Здесь, очевидно, тема по его сердцу, предоставляющая те возможности, в реализации которых он наиболее счастлив, — и он реализовал их великолепно. Простор замысла, смелость рисунка, полнота и насыщенность колорита привлекают внимание с самого начала. Он почти до крайних пределов предался своей склонности к расширенным аккордовым построениям и фразам героического размаха — как, например, почти во всей первой части. Преобладающее качество музыкальной мысли здесь — непреклонная и страстная мужественность. Она пропитана варварской и великолепной атмосферой саг. Здесь есть страницы эпической широты и мощи, пассажи стихийной энергии и свирепости — и в то же время пассаж изысканной нежности и пронзительности. Из трех частей, составляющих произведение, первая производит наиболее неизгладимое впечатление, хотя вторая (медленная часть) обладает запоминающейся темой, которая эпизодически возвращается в финале в фрагменте незабываемой красоты и характера.
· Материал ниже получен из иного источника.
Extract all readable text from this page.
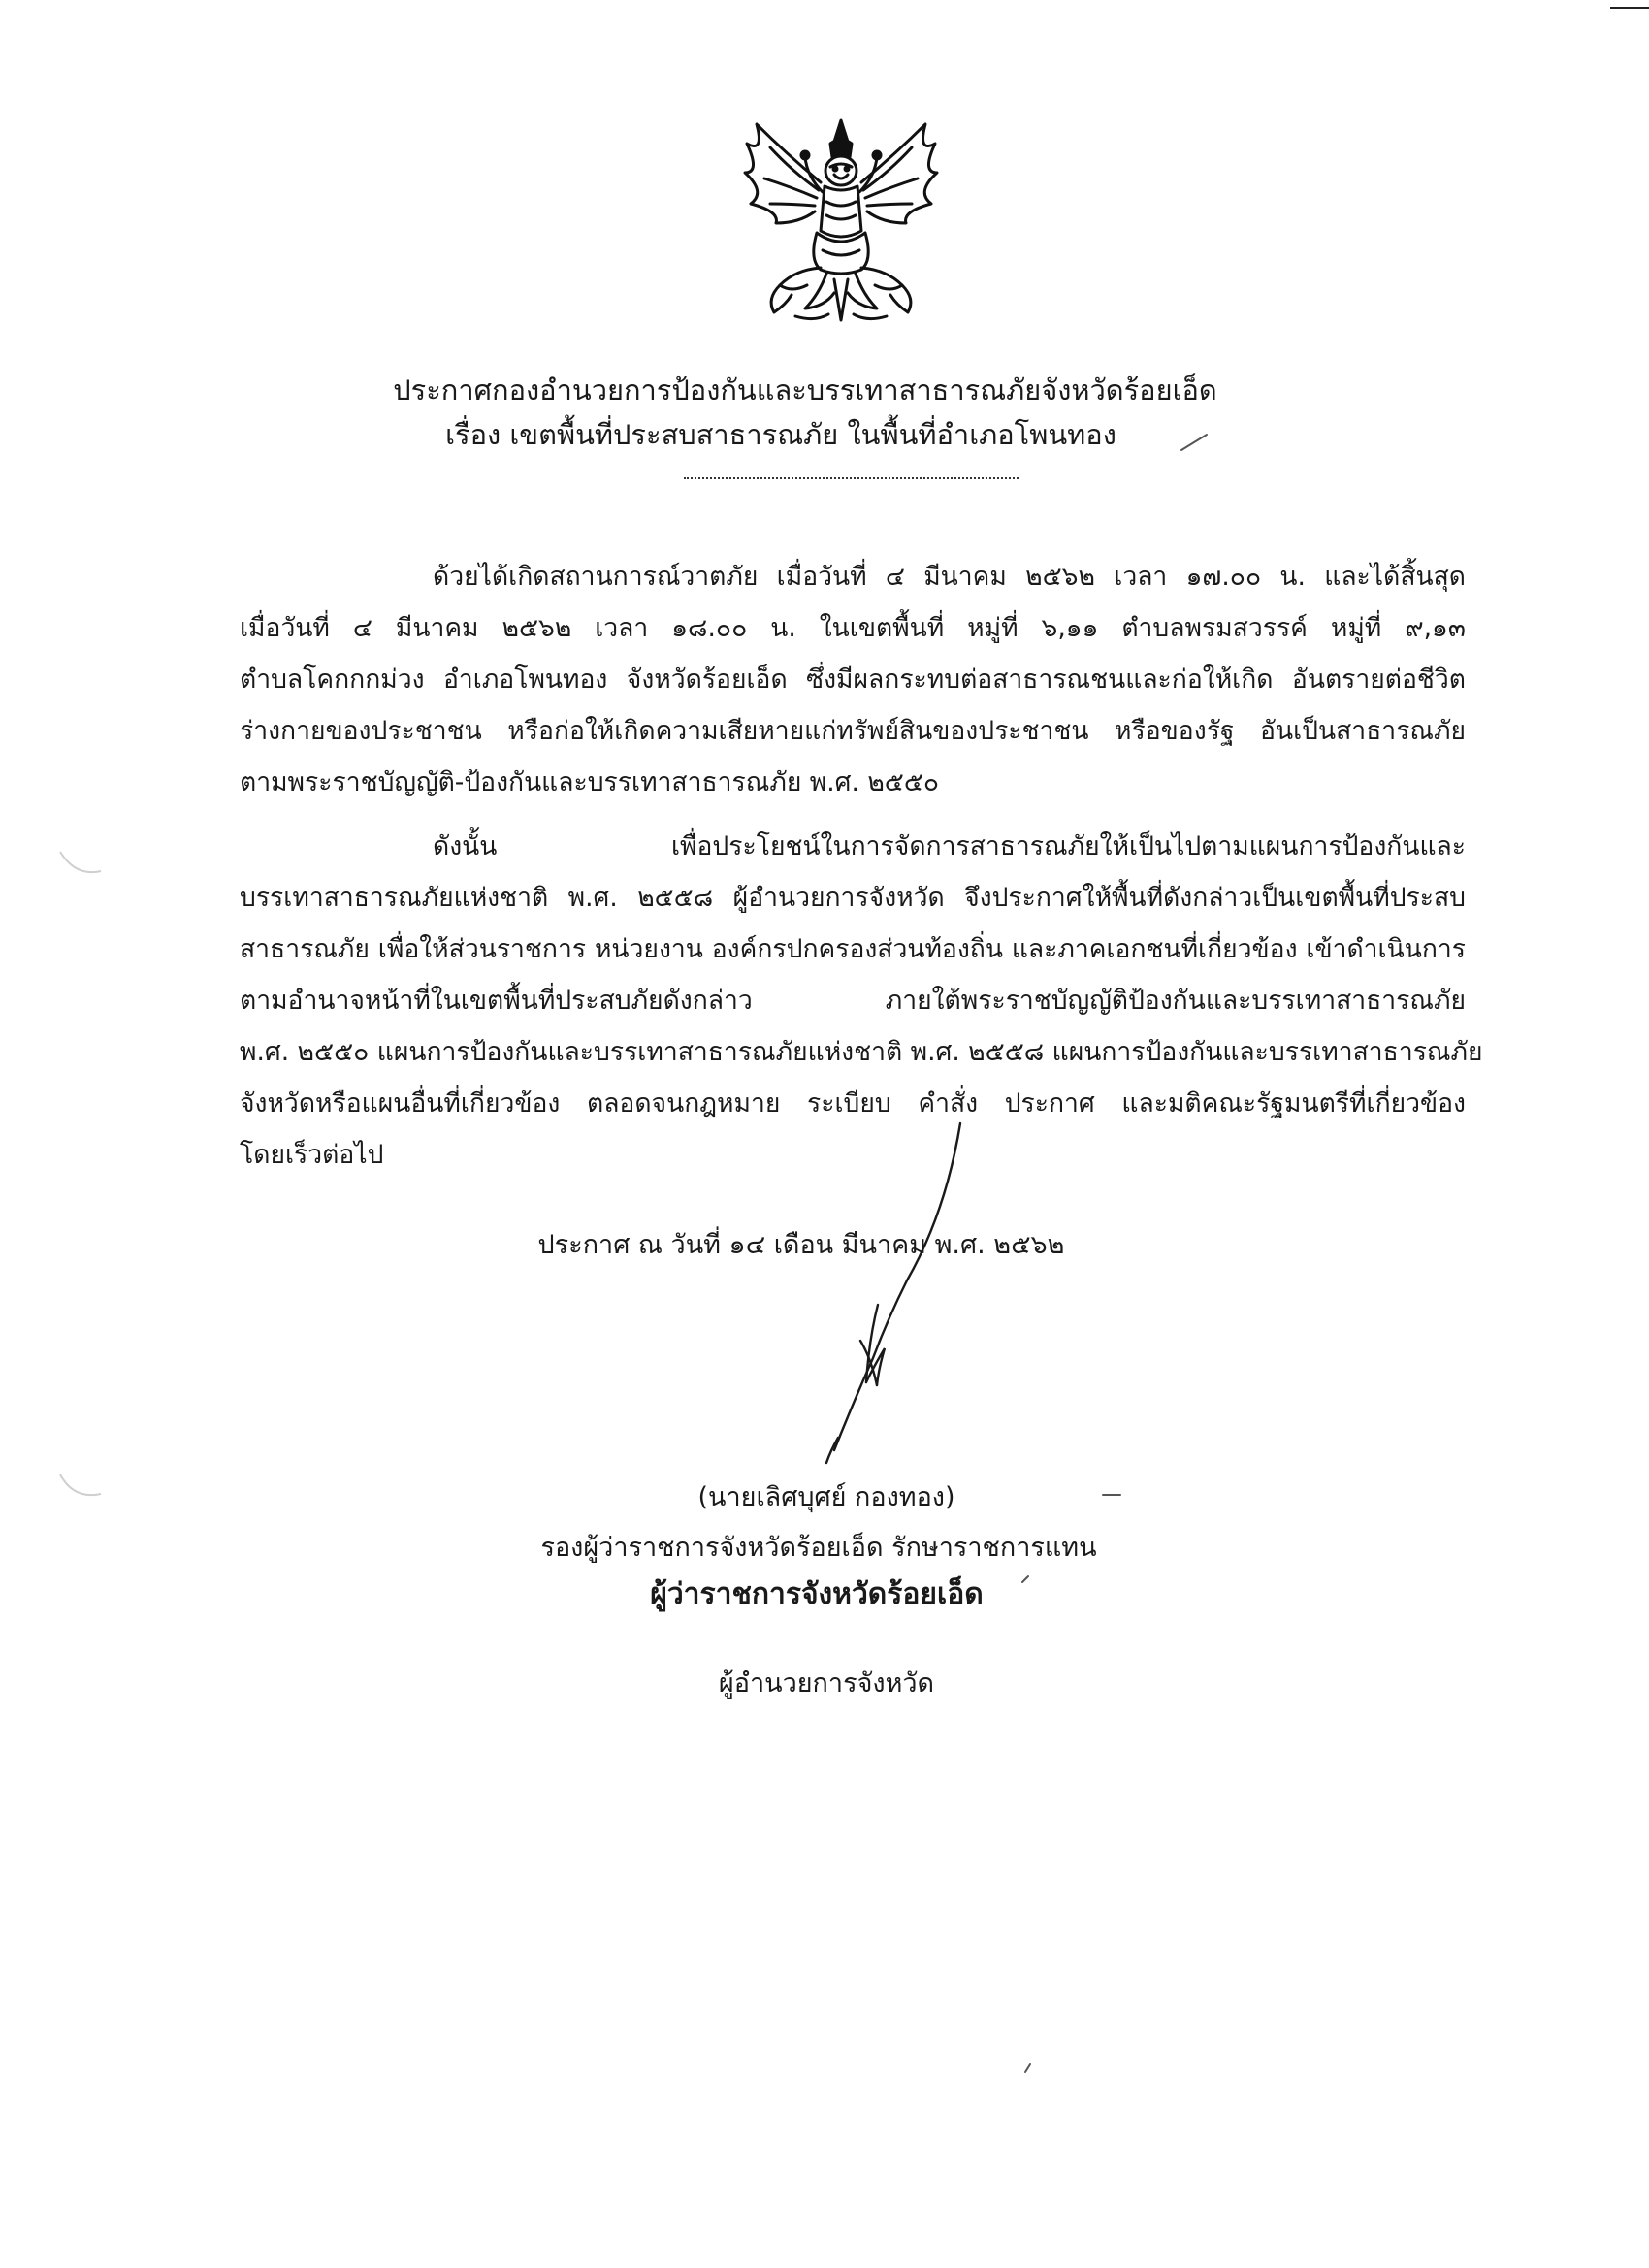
ประกาศกองอำนวยการป้องกันและบรรเทาสาธารณภัยจังหวัดร้อยเอ็ด
เรื่อง เขตพื้นที่ประสบสาธารณภัย ในพื้นที่อำเภอโพนทอง
ด้วยได้เกิดสถานการณ์วาตภัย เมื่อวันที่ ๔ มีนาคม ๒๕๖๒ เวลา ๑๗.๐๐ น. และได้สิ้นสุด
เมื่อวันที่ ๔ มีนาคม ๒๕๖๒ เวลา ๑๘.๐๐ น. ในเขตพื้นที่ หมู่ที่ ๖,๑๑ ตำบลพรมสวรรค์ หมู่ที่ ๙,๑๓
ตำบลโคกกกม่วง อำเภอโพนทอง จังหวัดร้อยเอ็ด ซึ่งมีผลกระทบต่อสาธารณชนและก่อให้เกิด อันตรายต่อชีวิต
ร่างกายของประชาชน หรือก่อให้เกิดความเสียหายแก่ทรัพย์สินของประชาชน หรือของรัฐ อันเป็นสาธารณภัย
ตามพระราชบัญญัติ-ป้องกันและบรรเทาสาธารณภัย พ.ศ. ๒๕๕๐
ดังนั้น เพื่อประโยชน์ในการจัดการสาธารณภัยให้เป็นไปตามแผนการป้องกันและ
บรรเทาสาธารณภัยแห่งชาติ พ.ศ. ๒๕๕๘ ผู้อำนวยการจังหวัด จึงประกาศให้พื้นที่ดังกล่าวเป็นเขตพื้นที่ประสบ
สาธารณภัย เพื่อให้ส่วนราชการ หน่วยงาน องค์กรปกครองส่วนท้องถิ่น และภาคเอกชนที่เกี่ยวข้อง เข้าดำเนินการ
ตามอำนาจหน้าที่ในเขตพื้นที่ประสบภัยดังกล่าว ภายใต้พระราชบัญญัติป้องกันและบรรเทาสาธารณภัย
พ.ศ. ๒๕๕๐ แผนการป้องกันและบรรเทาสาธารณภัยแห่งชาติ พ.ศ. ๒๕๕๘ แผนการป้องกันและบรรเทาสาธารณภัย
จังหวัดหรือแผนอื่นที่เกี่ยวข้อง ตลอดจนกฎหมาย ระเบียบ คำสั่ง ประกาศ และมติคณะรัฐมนตรีที่เกี่ยวข้อง
โดยเร็วต่อไป
ประกาศ ณ วันที่ ๑๔ เดือน มีนาคม พ.ศ. ๒๕๖๒
(นายเลิศบุศย์ กองทอง)
รองผู้ว่าราชการจังหวัดร้อยเอ็ด รักษาราชการแทน
ผู้ว่าราชการจังหวัดร้อยเอ็ด
ผู้อำนวยการจังหวัด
С публикацией в 1901 году «Кельтской» сонаты (его четвертой, соч. 59) Макдауэлл продемонстрировал во всей полноте свой талант творческого музыканта непреложной значимости. Никогда ранее он не давал столь убедительного свидетельства масштабности своего гения: ни в трех предыдущих сонатах, ни в «Морских пьесах», ни в «Индейской сюите» он не достигал такого величия, такого размаха и значения. Нигде больше в его творчестве отличительные черты его гения не раскрываются столь ярко — широта и полет воображения, магнетическая витальность, богатство и жар, покоряющее поэтическое очарование. Здесь вы найдете красоту, которая подобна «красоте людей, что берут в руки копья и умирают за имя», равно как и «красоте поэтов, что берут арфу, печаль и скитальческую дорогу», — арфу, потрясенную дикой и пронзительной музыкой, скорбь не сегодняшнего дня, но прошлого, когда мечты были подлинными и нерушимыми, а люди жили преданиями о красоте и чуде, которые ныне стали лишь дискредитированной и увядающей памятью.